Combination treatments for metastatic disease
Clinicians and researchers gathered last month at the American Society of Clinical Oncology Genitourinary Cancers Symposium (ASCO GU) — some in-person in San Francisco, some tuning in virtually. Hundreds of presentations covered advances in screening, diagnosis, treatment, monitoring, and survivorship in prostate and other GU cancers.
Results of two key clinical trials presented offer promising approaches to treating metastatic prostate cancer (prostate cancer that has spread to other parts of the body). This is important because although prostate cancer is highly treatable when diagnosed at an early stage, metastatic disease can be deadly.
ARASENS trial results: Triplet treatment of metastatic hormone-sensitive prostate cancer
Metastatic hormone-sensitive prostate cancer (mHSPC) is prostate cancer that has spread outside the prostate and can be controlled (i.e., stops growing) with hormone therapy (also known as androgen deprivation therapy or ADT). Current treatments include ADT, often combined with radiation therapy, docetaxel chemotherapy, and/or an approved newer androgen receptor-directed therapy.
ARASENS is a large randomized clinical trial that enrolled 1300 patients with mHSPC. The study looked at whether adding the newest androgen receptor-directed therapy medication darolutamide to standard ADT + docetaxel could help men live longer.
The results were strongly positive: patients who received the “triplet” combination of ADT + docetaxel + darolutamide decreased the risk of death by 32% compared with patients who received the standard of care (ADT + docetaxel) + placebo. Other measures, such as the time to develop resistance to ADT, also favored the triplet combination. Not only was adding darolutamide more beneficial, it was also safe: it did not increase side effects.
Although it is not yet FDA-approved in the U.S. specifically for mHSPC, in the future, darolutamide may become part of the new standard of care for this disease.
MAGNITUDE trial results: A novel combination against metastatic castration-resistant prostate cancer
In metastatic castration-resistant prostate cancer (mCRPC), patients who have previously received hormone therapy see their tumors begin to grow, and sites of metastatic disease can be found on imaging scans. New approaches to treating mCRPC are urgently needed, with over 34,000 men projected to die of prostate cancer in 2022.
Medications called PARP inhibitors were approved in 2020 for patients with mCRPC who have certain changes in genes that repair damaged DNA. Combining treatments that attack cancer cells in different ways may be synergistic. The MAGNITUDE clinical trial tested one such combination.
In this trial, patients with mCRPC were randomized to treatment with abiraterone + prednisone + the PARP inhibitor niraparib OR abiraterone + prednisone + placebo and followed for about 18 months. Investigators measured outcomes such as disease progression and death.

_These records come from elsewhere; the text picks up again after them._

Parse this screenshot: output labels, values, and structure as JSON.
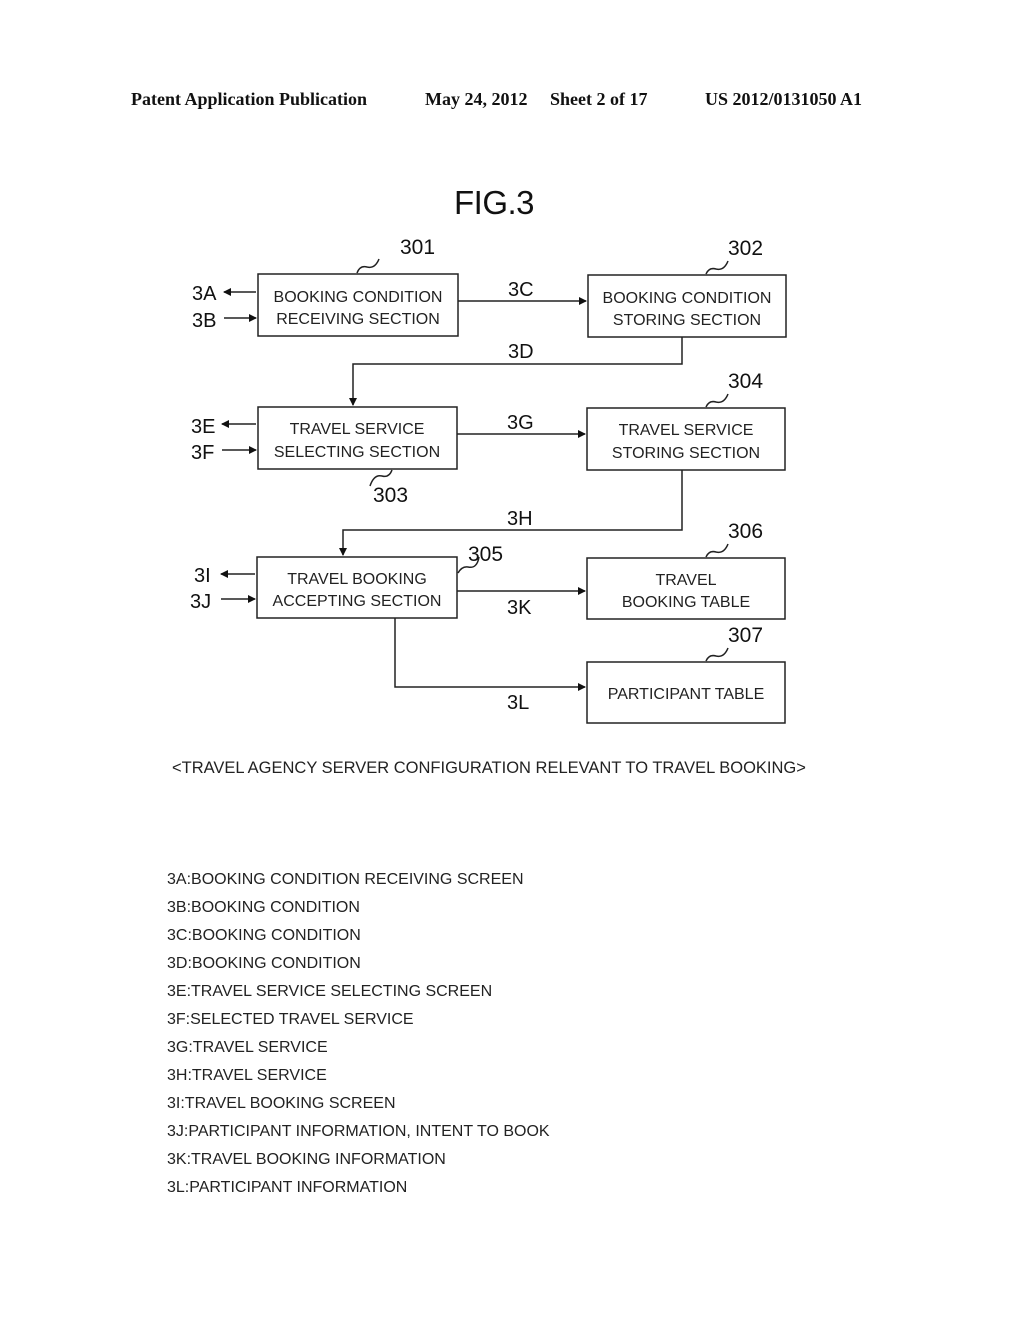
{
  "header": {
    "publication": "Patent Application Publication",
    "date": "May 24, 2012",
    "sheet": "Sheet 2 of 17",
    "number": "US 2012/0131050 A1"
  },
  "figure": {
    "title": "FIG.3",
    "caption": "<TRAVEL AGENCY SERVER CONFIGURATION RELEVANT TO TRAVEL BOOKING>",
    "boxes": [
      {
        "ref": "301",
        "line1": "BOOKING CONDITION",
        "line2": "RECEIVING SECTION"
      },
      {
        "ref": "302",
        "line1": "BOOKING CONDITION",
        "line2": "STORING SECTION"
      },
      {
        "ref": "303",
        "line1": "TRAVEL SERVICE",
        "line2": "SELECTING SECTION"
      },
      {
        "ref": "304",
        "line1": "TRAVEL SERVICE",
        "line2": "STORING SECTION"
      },
      {
        "ref": "305",
        "line1": "TRAVEL BOOKING",
        "line2": "ACCEPTING SECTION"
      },
      {
        "ref": "306",
        "line1": "TRAVEL",
        "line2": "BOOKING TABLE"
      },
      {
        "ref": "307",
        "line1": "PARTICIPANT TABLE",
        "line2": ""
      }
    ],
    "signals": {
      "3A": "3A",
      "3B": "3B",
      "3C": "3C",
      "3D": "3D",
      "3E": "3E",
      "3F": "3F",
      "3G": "3G",
      "3H": "3H",
      "3I": "3I",
      "3J": "3J",
      "3K": "3K",
      "3L": "3L"
    }
  },
  "legend": [
    "3A:BOOKING CONDITION RECEIVING SCREEN",
    "3B:BOOKING CONDITION",
    "3C:BOOKING CONDITION",
    "3D:BOOKING CONDITION",
    "3E:TRAVEL SERVICE SELECTING SCREEN",
    "3F:SELECTED TRAVEL SERVICE",
    "3G:TRAVEL SERVICE",
    "3H:TRAVEL SERVICE",
    "3I:TRAVEL BOOKING SCREEN",
    "3J:PARTICIPANT INFORMATION, INTENT TO BOOK",
    "3K:TRAVEL BOOKING INFORMATION",
    "3L:PARTICIPANT INFORMATION"
  ]
}
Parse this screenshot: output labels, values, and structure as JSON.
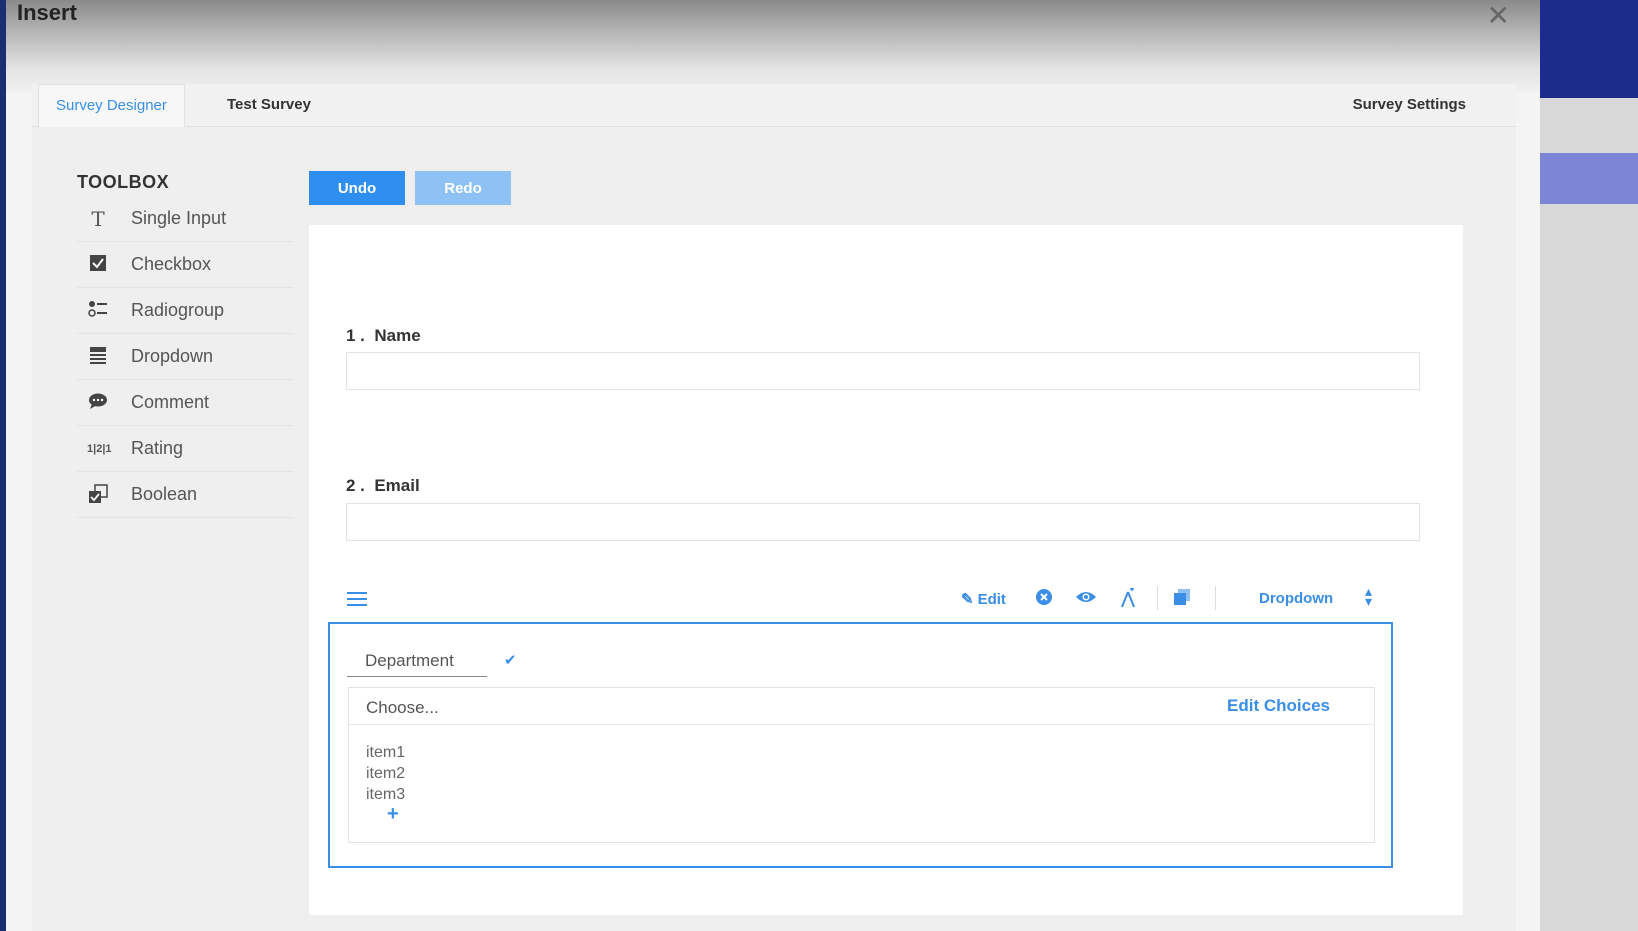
{
  "window": {
    "title": "Insert",
    "close_icon": "close-icon"
  },
  "tabs": [
    {
      "label": "Survey Designer",
      "active": true
    },
    {
      "label": "Test Survey",
      "active": false
    }
  ],
  "settings_label": "Survey Settings",
  "toolbox": {
    "title": "TOOLBOX",
    "items": [
      {
        "label": "Single Input",
        "icon": "text-icon"
      },
      {
        "label": "Checkbox",
        "icon": "checkbox-icon"
      },
      {
        "label": "Radiogroup",
        "icon": "radiogroup-icon"
      },
      {
        "label": "Dropdown",
        "icon": "dropdown-icon"
      },
      {
        "label": "Comment",
        "icon": "comment-icon"
      },
      {
        "label": "Rating",
        "icon": "rating-icon"
      },
      {
        "label": "Boolean",
        "icon": "boolean-icon"
      }
    ]
  },
  "actions": {
    "undo": "Undo",
    "redo": "Redo"
  },
  "questions": [
    {
      "title": "1 .  Name",
      "value": ""
    },
    {
      "title": "2 .  Email",
      "value": ""
    }
  ],
  "question_toolbar": {
    "edit_label": "Edit",
    "type_label": "Dropdown"
  },
  "selected_question": {
    "title": "Department",
    "placeholder": "Choose...",
    "edit_choices_label": "Edit Choices",
    "items": [
      "item1",
      "item2",
      "item3"
    ]
  },
  "colors": {
    "accent": "#3a8ee6",
    "undo": "#2f8ff0",
    "redo": "#8ec1f4"
  }
}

The results showed that in patients with changes in genes that repair damaged DNA (such as BRCA1 or BRCA2), adding niraparib was beneficial: patients receiving abiraterone + prednisone + niraparib were 27% less likely to have disease progression on scans or death compared to patients receiving only abiraterone + prednisone. In the subset of patients who had changes in the specific genes BRCA1 or BRCA2, the benefit was even larger: niraparib was linked to nearly 50% lower risk of disease progression or death. Conversely, patients without such gene changes did not benefit from adding niraparib.
Regarding side effects, there were no new problems with safety. However, more patients in the niraparib group had moderate to severe side effects, and more patients discontinued treatment. Quality of life was similar between the two treatment groups.
This is an example of precision medicine. Not all prostate cancers are the same, and for some therapies, we can use genes and other markers to select patients for whom the therapy may work better.
Niraparib is currently FDA-approved to treat certain other cancers. These promising trial results may be considered during the FDA approval process of niraparib for prostate cancer.